Leverage the power of compound interest
Over time, as your investments earn interest, if you reinvest those earnings, you earn interest on your interest. This is the core idea of compound interest. Without any extra effort on your part, compounding interest and time work together to potentially increase your investment returns.
If you start saving early, you take advantage of the effects of compounding interest on your investments over a long period of time. This has the potential to increase your total returns.
Embrace an Investing Strategy
It’s important to know what kind of investor you are and adhere to the principles of your investing strategies.
Use Rupee-cost averaging
Sticking to the discipline of Rupee-cost averaging can help you avoid making emotional decisions based on market turbulence. With Rupee-cost averaging, you invest a certain amount of money at regular intervals, regardless of what the market is doing. By always investing the same Rupee amount every month or other chosen period, you naturally buy fewer shares when the market is high and more shares when the market is low.
Asset Allocation
Your asset allocation, how you divide your portfolio among different asset categories, will be the biggest determinant of your investment returns. Many investors fail because they put little thought or effort into their asset allocation strategy.
If you place your money into overvalued asset categories you will experience poor long term returns. It’s important to overweight asset categories that are bargain priced and underweight or avoid asset categories that are expensive.
Know the risksInvesting your money can be a rewarding experience because of the risk involved in the process. Generally speaking, the greater the risk, the greater the reward. However, an acceptable risk for one person may not be an acceptable risk for the next. While investing your money may sound daunting, you don’t have to manage your portfolio yourself as long as you understand the risks behind investing your money, you can hire a portfolio manager to do the legwork for you. Are you comfortable losing money if the stock market performs poorly or does any sort of investment loss make you nervous? These are the types of questions to think about and discuss with an advisor to help gauge your tolerance for risk.
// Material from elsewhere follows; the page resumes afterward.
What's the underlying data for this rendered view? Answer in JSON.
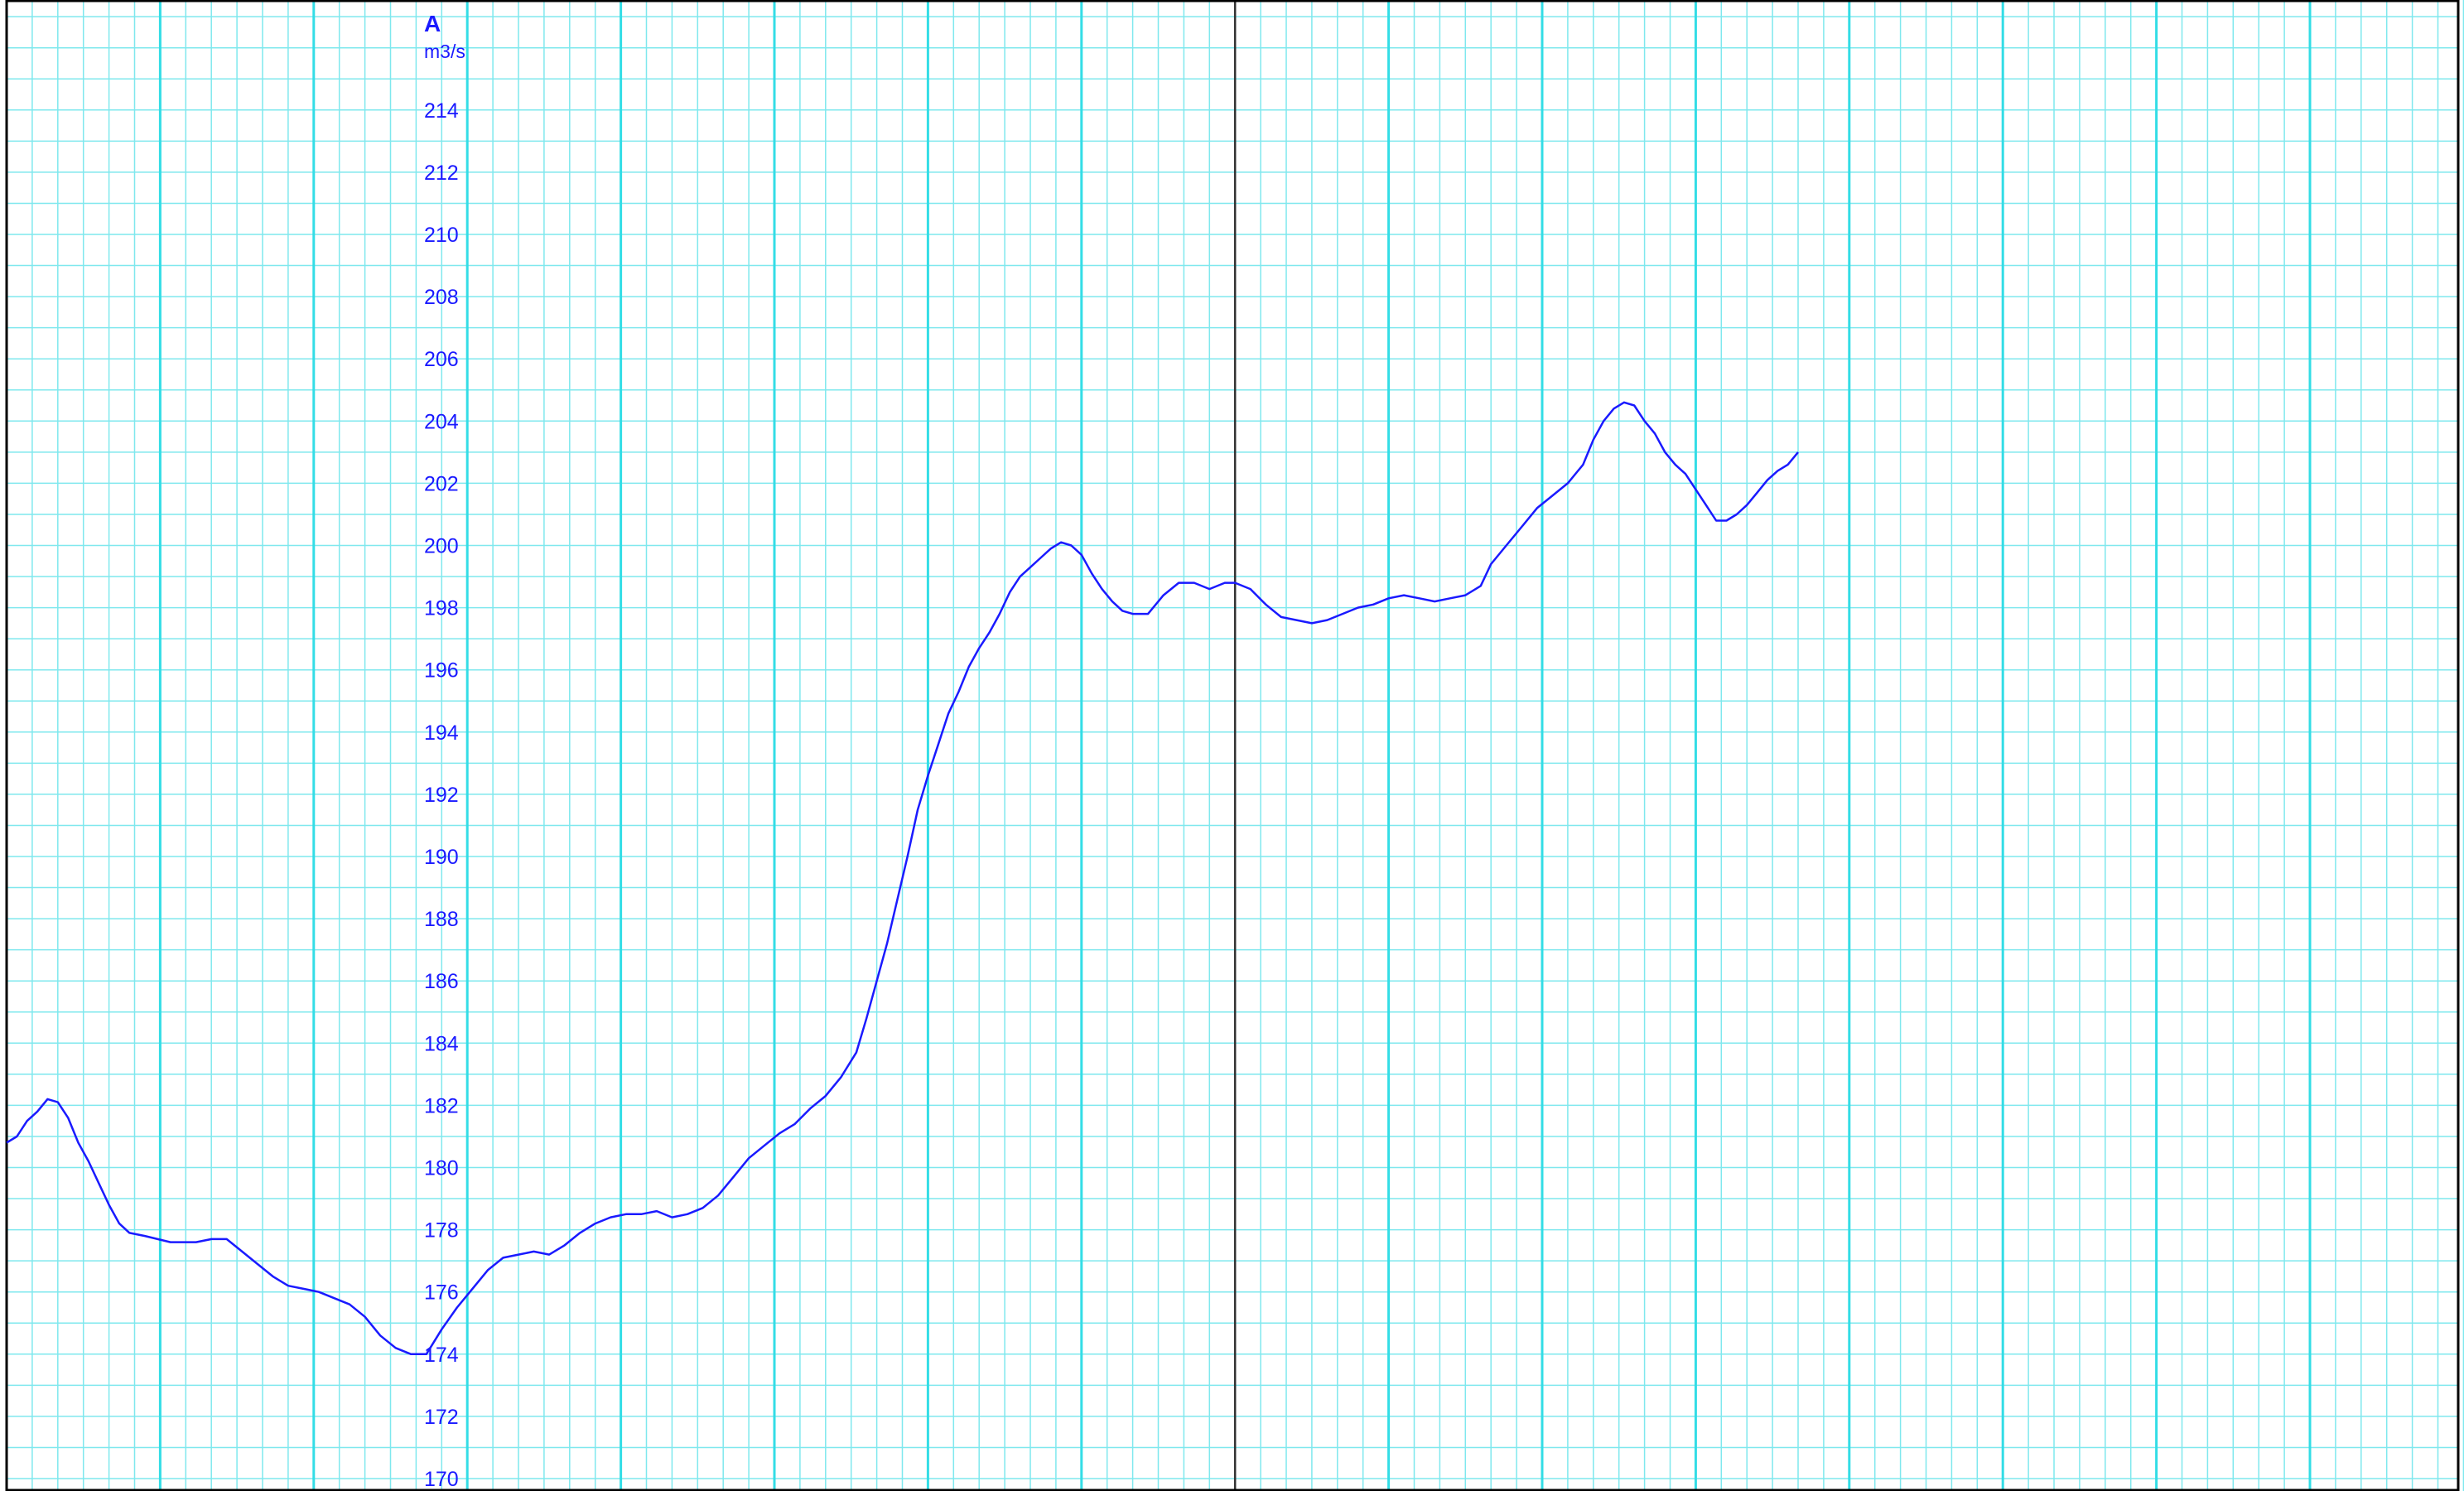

Investors with more time to recoup market losses may be more comfortable taking risks. However, as you near retirement or if you’re already retired, you may want to adjust your risk tolerance to make sure your investments are consistent with your goals.
Know your financial limitations: There is a very real risk to investing more than you can afford. If you want to make the most of your investments, your money shouldn’t be keeping you up at night. Instead, it is far better to invest an amount each month which is appropriate to your financial situation.
Keep Expenses Low
Most investors don’t realize how much difference high expenses make to their portfolio. Take a look at the what happens to your returns with a 1% higher expense ratio;
Review and rebalance your portfolio regularly
Over time, investments within your portfolio will grow at different paces. As a result, your diversification and asset allocation can become unbalanced. Add in any changes to your income, risk tolerance or family situation and your investments may no longer reflect your goals. An annual review of your portfolio with your advisor will give you an opportunity to fine-tune and rebalance your portfolio to help you stay on track toward meeting your financial goals.